Si trova in libreria il nuovo romanzo di Umberto Eco Il cimitero di Praga. Impossibile non notarlo. Come sempre, il maestro, accademico e semiologo, gioca con la storia, costruisce verità e demonizza i dogmi. Ci fa da guida, come novello Descartes (Cogito, ergo sum) nell’infernale viaggio di come,  alla mente umana, attraverso la parola e lo scritto, tutto sia possibile, anche invertire la realtà. Quindi, l’autore si lancia nella ricostruzione di un famoso falso, i tanto discussi “Protocolli degli Anziani di Sion  o dei Savi di Sion”. Documenti artatamente costruiti nel 1800 e  strumentalizzati dagli ambienti antisionisti (nazismo in particolare), accaniti paladini della fantomatica “cospirazione ebraica”.  

     Sono parecchi i falsi documenti, confezionati dalla mano dell’uomo, sparsi per tutta la lunga storia dell’umanità e che sono stati, direttamente o indirettamente, causa e insieme giustificazioni di eccidi, guerre e complotti. 

    Alcuni hanno riguardato la Sicilia, come la Donazione di Costantino I (donatione Costantini) del 313, utilizzata per tutto il medioevo dai Pontefici di Roma per vantare il loro diritto fondiario su tutta la Sicilia, causando guerre e lotte sanguinose che toccarono la terra di Sicilia. Con la riconquista Normanna  (1061-1091), il papato cercò di suggestionare  Ruggero, il Gran Conte, imponendogli una certa dipendenza da Roma. Ma fu il figlio del normanno, Ruggero II, fondando il Regno di Sicilia, a dare inizio alla lunga sequela di scomuniche ed interdetti, lanciati dai pontefici sulle teste dei Siciliani. Non solo.

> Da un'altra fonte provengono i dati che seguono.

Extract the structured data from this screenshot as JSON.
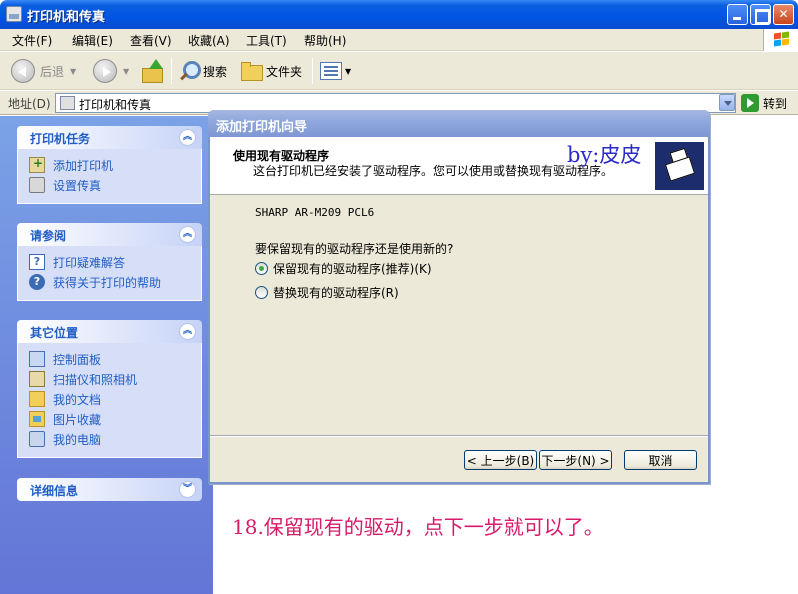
{
  "window": {
    "title": "打印机和传真"
  },
  "menu": [
    "文件(F)",
    "编辑(E)",
    "查看(V)",
    "收藏(A)",
    "工具(T)",
    "帮助(H)"
  ],
  "toolbar": {
    "back_label": "后退",
    "search_label": "搜索",
    "folders_label": "文件夹"
  },
  "address": {
    "label": "地址(D)",
    "value": "打印机和传真",
    "go_label": "转到"
  },
  "left_pane": {
    "printer_tasks": {
      "title": "打印机任务",
      "items": [
        "添加打印机",
        "设置传真"
      ]
    },
    "see_also": {
      "title": "请参阅",
      "items": [
        "打印疑难解答",
        "获得关于打印的帮助"
      ]
    },
    "other_places": {
      "title": "其它位置",
      "items": [
        "控制面板",
        "扫描仪和照相机",
        "我的文档",
        "图片收藏",
        "我的电脑"
      ]
    },
    "details": {
      "title": "详细信息"
    }
  },
  "wizard": {
    "title": "添加打印机向导",
    "header_title": "使用现有驱动程序",
    "header_subtitle": "这台打印机已经安装了驱动程序。您可以使用或替换现有驱动程序。",
    "watermark": "by:皮皮",
    "driver_name": "SHARP AR-M209 PCL6",
    "question": "要保留现有的驱动程序还是使用新的?",
    "options": [
      "保留现有的驱动程序(推荐)(K)",
      "替换现有的驱动程序(R)"
    ],
    "selected_option": 0,
    "back_button": "< 上一步(B)",
    "next_button": "下一步(N) >",
    "cancel_button": "取消"
  },
  "caption": "18.保留现有的驱动，点下一步就可以了。"
}
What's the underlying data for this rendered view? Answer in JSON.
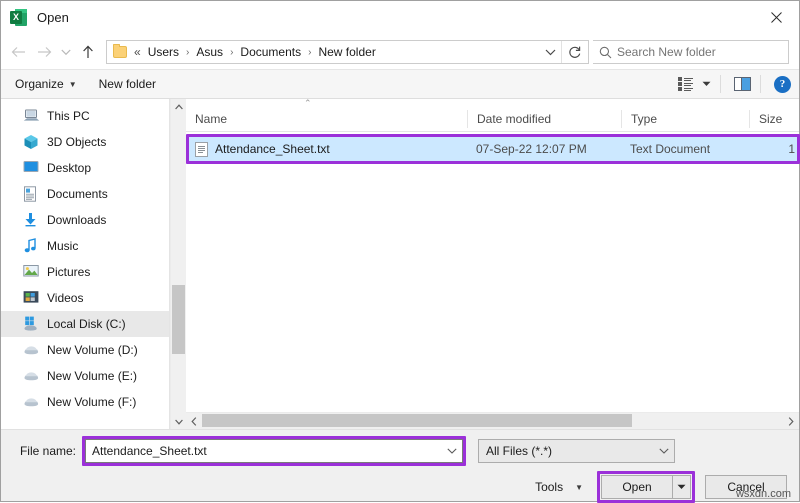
{
  "window": {
    "title": "Open",
    "app_icon": "excel-icon",
    "close_label": "✕"
  },
  "nav": {
    "back_icon": "←",
    "forward_icon": "→",
    "recent_icon": "⌄",
    "up_icon": "↑",
    "breadcrumb_overflow": "«",
    "crumbs": [
      "Users",
      "Asus",
      "Documents",
      "New folder"
    ],
    "separator": "›",
    "dropdown_icon": "⌄",
    "refresh_icon": "↻"
  },
  "search": {
    "placeholder": "Search New folder",
    "value": "",
    "icon": "search-icon"
  },
  "toolbar": {
    "organize_label": "Organize",
    "organize_caret": "▼",
    "new_folder_label": "New folder",
    "view_caret": "▼",
    "view_icon": "view-options-icon",
    "preview_pane_icon": "preview-pane-icon",
    "help_label": "?"
  },
  "sidebar": {
    "items": [
      {
        "label": "This PC",
        "icon": "this-pc-icon",
        "selected": false
      },
      {
        "label": "3D Objects",
        "icon": "3d-objects-icon",
        "selected": false
      },
      {
        "label": "Desktop",
        "icon": "desktop-icon",
        "selected": false
      },
      {
        "label": "Documents",
        "icon": "documents-icon",
        "selected": false
      },
      {
        "label": "Downloads",
        "icon": "downloads-icon",
        "selected": false
      },
      {
        "label": "Music",
        "icon": "music-icon",
        "selected": false
      },
      {
        "label": "Pictures",
        "icon": "pictures-icon",
        "selected": false
      },
      {
        "label": "Videos",
        "icon": "videos-icon",
        "selected": false
      },
      {
        "label": "Local Disk (C:)",
        "icon": "local-disk-icon",
        "selected": true
      },
      {
        "label": "New Volume (D:)",
        "icon": "drive-icon",
        "selected": false
      },
      {
        "label": "New Volume (E:)",
        "icon": "drive-icon",
        "selected": false
      },
      {
        "label": "New Volume (F:)",
        "icon": "drive-icon",
        "selected": false
      }
    ],
    "scroll_up_icon": "⌃",
    "scroll_down_icon": "⌄"
  },
  "file_list": {
    "sort_indicator": "⌃",
    "columns": [
      "Name",
      "Date modified",
      "Type",
      "Size"
    ],
    "rows": [
      {
        "name": "Attendance_Sheet.txt",
        "date_modified": "07-Sep-22 12:07 PM",
        "type": "Text Document",
        "size": "1",
        "icon": "text-file-icon",
        "selected": true
      }
    ],
    "hscroll_left_icon": "‹",
    "hscroll_right_icon": "›"
  },
  "footer": {
    "file_name_label": "File name:",
    "file_name_value": "Attendance_Sheet.txt",
    "file_name_caret": "⌄",
    "filter_value": "All Files (*.*)",
    "filter_caret": "⌄",
    "tools_label": "Tools",
    "tools_caret": "▼",
    "open_label": "Open",
    "open_caret": "▼",
    "cancel_label": "Cancel"
  },
  "watermark": {
    "text": "wsxdn.com"
  },
  "colors": {
    "annotation": "#9b30d9",
    "selection": "#cce8ff",
    "accent": "#1a6fc4"
  }
}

Lo stato della Chiesa, dopo la parentesi imperiale di Federico II, scatenò l’intervento Franco-Angioino sull’isola, partecipando con armi e con finanziamenti alle varie coalizioni che cercarono di far rispettare il diritto dei Pontefici di concedere in vassallaggio la Sicilia solo a chi fosse loro gradito, contro la stessa volontà del popolo e della gran parte dei feudatari siciliani che reagirono, dapprima aspramente con la rivolta dei Vespri e, successivamente, con un sanguinoso conflitto bellico che durò, tra massacri e distruzioni, oltre  quarant’anni. Fu l’umanista Lorenzo Valla, segretario e consigliere di Alfonso di Aragona, che nel 1440 per rispondere all’ennesima pretesa del Pontefice sul Regno di Sicilia e Napoli, contestò l'autenticità della Donazione di Costantino stabilendo con prove incontrovertibili che si trattava di un apocrifo, ponendo così fine alla disputa con la Chiesa di Roma.

     Come non ricordare l’invenzione di un Codice arabo che nel 1783, a Palermo, l’Abate don Giuseppe Vella confezionò  per ingraziarsi la “Real Maestà” di Napoli  e indusse Monsignor Airoldi, storico erudito di chiara fama tra i suoi contemporanei (sino ad allora), a scrivere una monumentale Storia, il Codice diplomatico di Sicilia sotto il governo degli Arabi, basata per la gran parte su notizie false ed inventate dal Vella. L'episodio è ben noto perché magistralmente raccontato da Leonardo Sciascia nel suo Consiglio d'Egitto, edito nel 1963.

    Le falsificazioni riguardarono anche Messina, dove la creazione di alcuni documenti apocrifi, aggiunti a quelli realmente concessi dai vari sovrani, servirono alla città per accampare privilegi economici e deroghe alle leggi in vigore nell’ambito di una sfrenata lotta diplomatica ed economica, ingaggiata con Palermo, alla quale, la città dello Stretto contendeva il primato nel Regno. Uno fra questi è l’episodio dell’origine dell’attuale stemma di Messina, la croce d’oro in campo rosso: simbolo imperiale di Bisanzio. Il documento apocrifo, forse redatto a Messina nel 1200, parlava di un intervento dell’esercito messinese inviato, nel 407 d.C., in Grecia, a Tessalonica, dove l’Imperatore Arcadio era stretto d’assedio dai nemici. L’intervento messinese riuscì a spezzare l’assedio salvando l’imperatore. Costui, grato per l’aiuto, concesse a Messina di fregiarsi delle insegne imperiali: il vessillo cruciforme. A sua volta, Messina, per contraccambiare l’apporto in uomini ed armi di Rometta, donò a quest’ultima il proprio simbolo, le tre torri o castello Matagrifoni, ancora oggi effige ufficiale del Comune di Rometta.